A privação de nutrientes, como a que ocorre durante o jejum, é um dos principais gatilhos para a indução da autofagia.9 Acredita-se que os regimes de JI que induzem stress metabólico suficiente ativam este processo. A maquinaria molecular da autofagia é complexa e envolve múltiplos genes relacionados à autofagia (Atgs) que orquestram a formação de vesículas de dupla membrana chamadas autofagossomas.159 As principais vias de sinalização que regulam a autofagia em resposta ao jejum incluem:
- Ativação da AMPK: A baixa disponibilidade de energia (refletida numa razão AMP/ATP elevada) ativa a Proteína Quinase Ativada por AMP (AMPK), um sensor chave do estado energético celular.10
- Inibição do mTORC1: A AMPK ativada, juntamente com a redução da sinalização de nutrientes e fatores de crescimento (como insulina e IGF-1), inibe o complexo 1 do alvo da rapamicina em mamíferos (mTORC1). O mTORC1 é um importante regulador negativo da autofagia, promovendo o crescimento celular em condições de abundância de nutrientes.10 A sua inibição pelo jejum “liberta os travões” da autofagia.

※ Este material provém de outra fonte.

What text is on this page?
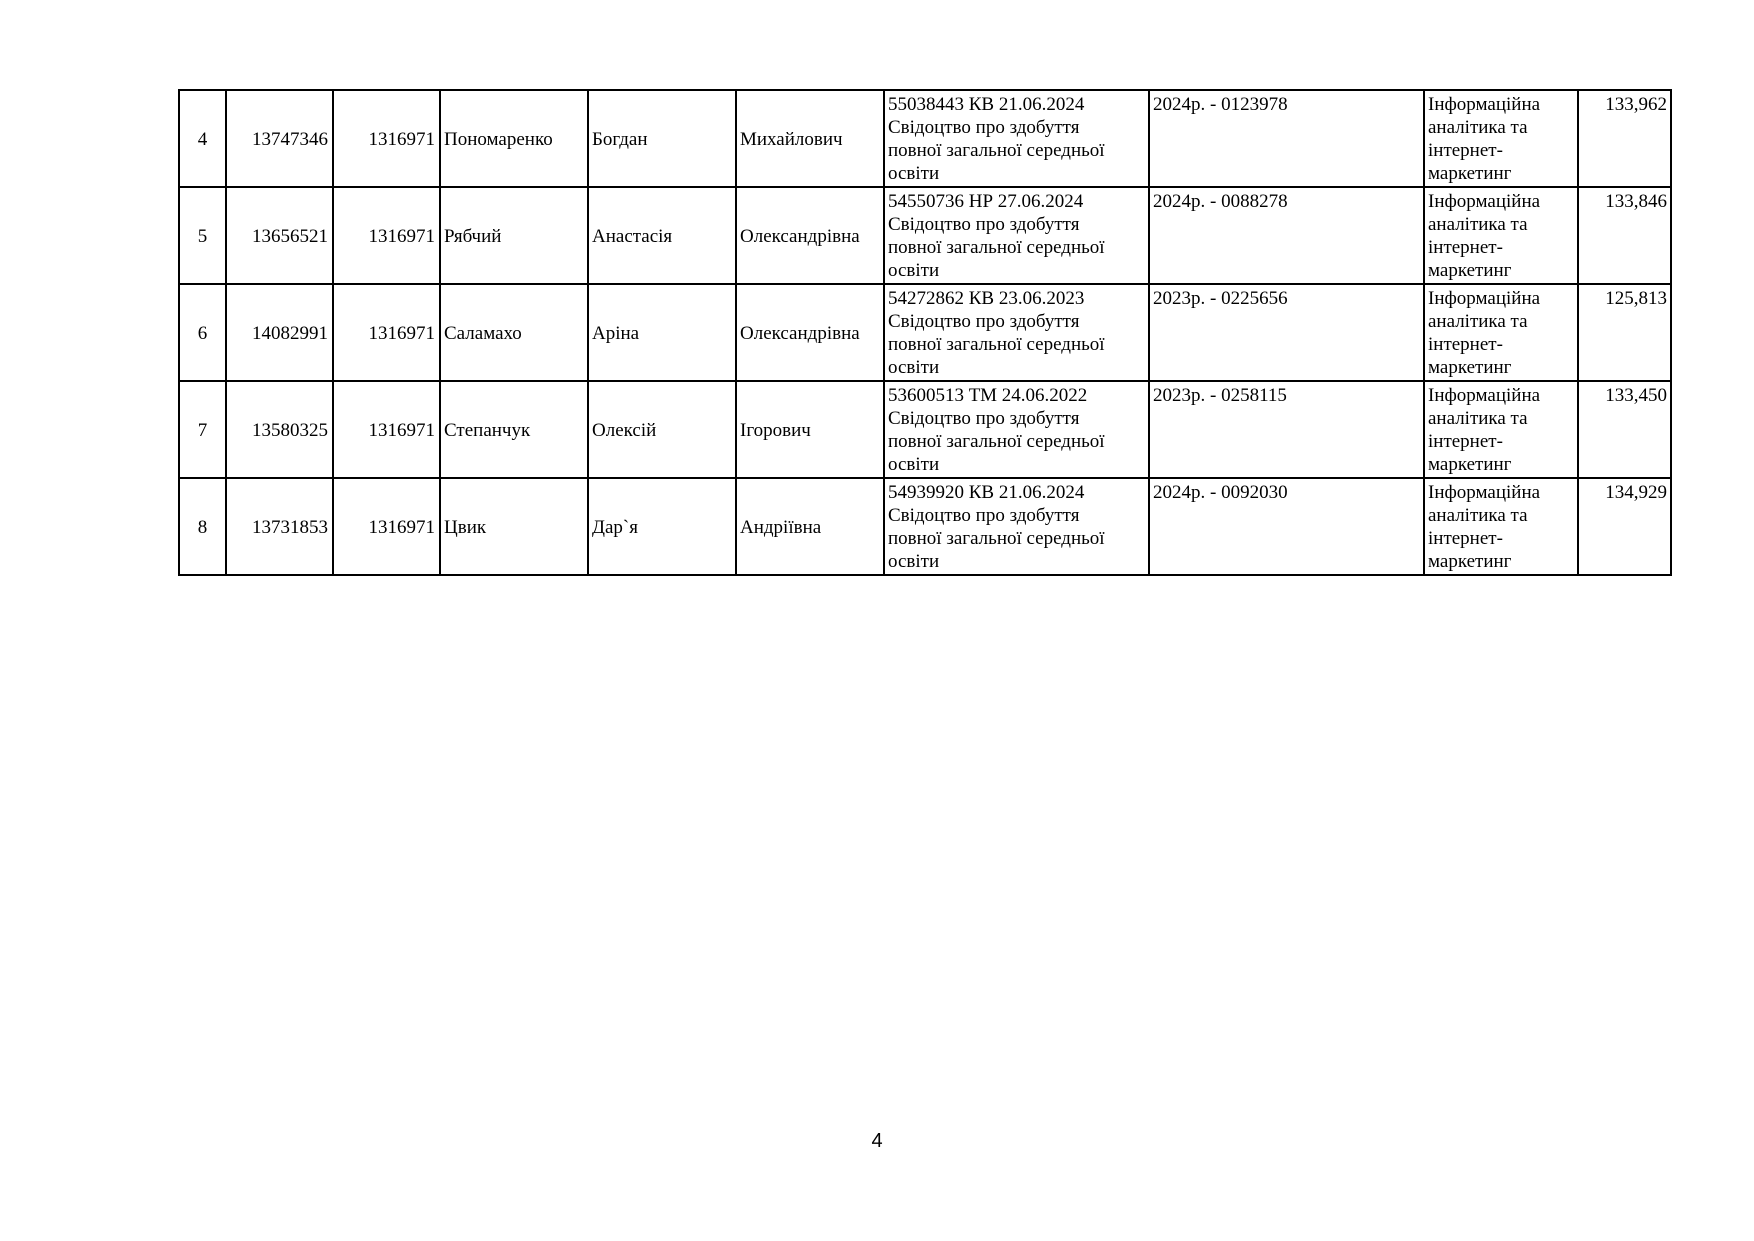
4	13747346	1316971	Пономаренко	Богдан	Михайлович	55038443 КВ 21.06.2024
Свідоцтво про здобуття
повної загальної середньої
освіти	2024р. - 0123978	Інформаційна
аналітика та
інтернет-
маркетинг	133,962
5	13656521	1316971	Рябчий	Анастасія	Олександрівна	54550736 НР 27.06.2024
Свідоцтво про здобуття
повної загальної середньої
освіти	2024р. - 0088278	Інформаційна
аналітика та
інтернет-
маркетинг	133,846
6	14082991	1316971	Саламахо	Аріна	Олександрівна	54272862 КВ 23.06.2023
Свідоцтво про здобуття
повної загальної середньої
освіти	2023р. - 0225656	Інформаційна
аналітика та
інтернет-
маркетинг	125,813
7	13580325	1316971	Степанчук	Олексій	Ігорович	53600513 ТМ 24.06.2022
Свідоцтво про здобуття
повної загальної середньої
освіти	2023р. - 0258115	Інформаційна
аналітика та
інтернет-
маркетинг	133,450
8	13731853	1316971	Цвик	Дар`я	Андріївна	54939920 КВ 21.06.2024
Свідоцтво про здобуття
повної загальної середньої
освіти	2024р. - 0092030	Інформаційна
аналітика та
інтернет-
маркетинг	134,929
4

- Ativação do Complexo ULK1: A inibição do mTORC1 permite a ativação do complexo iniciador da autofagia ULK1 (homólogo de Atg1 em leveduras), que fosforila outras proteínas Atg e dá início à formação do fagóforo (a estrutura precursora do autofagossoma).159
Os benefícios potenciais da autofagia induzida pelo JI incluem a remoção de agregados proteicos e organelos danificados (como mitocôndrias disfuncionais através da mitofagia), que se acumulam com o envelhecimento e estão implicados em doenças neurodegenerativas e cancro; o aumento da resistência celular ao stress; e o fornecimento de aminoácidos e outros blocos de construção para a célula durante períodos de escassez de nutrientes.9
No entanto, é importante notar que a autofagia excessiva ou desregulada pode ser prejudicial, podendo levar a um tipo de morte celular programada conhecido como morte celular autofágica tipo II.159 Além disso, embora a ativação da autofagia seja um mecanismo plausível e bem suportado por estudos pré-clínicos, a evidência direta que quantifica a sua contribuição específica para os resultados de saúde em humanos que praticam regimes típicos de JI (em oposição a jejuns prolongados ou restrição calórica severa) ainda está em desenvolvimento.105
- D. Modulação Genética e Epigenética: SIRT1, FOXO e Vias de Longevidade
O JI parece influenciar a expressão de genes e modificar epigeneticamente o genoma através da modulação de vias de sinalização chave associadas à longevidade e à resposta ao stress celular. Duas famílias de proteínas centrais neste contexto são as Sirtuínas e os fatores de transcrição FOXO.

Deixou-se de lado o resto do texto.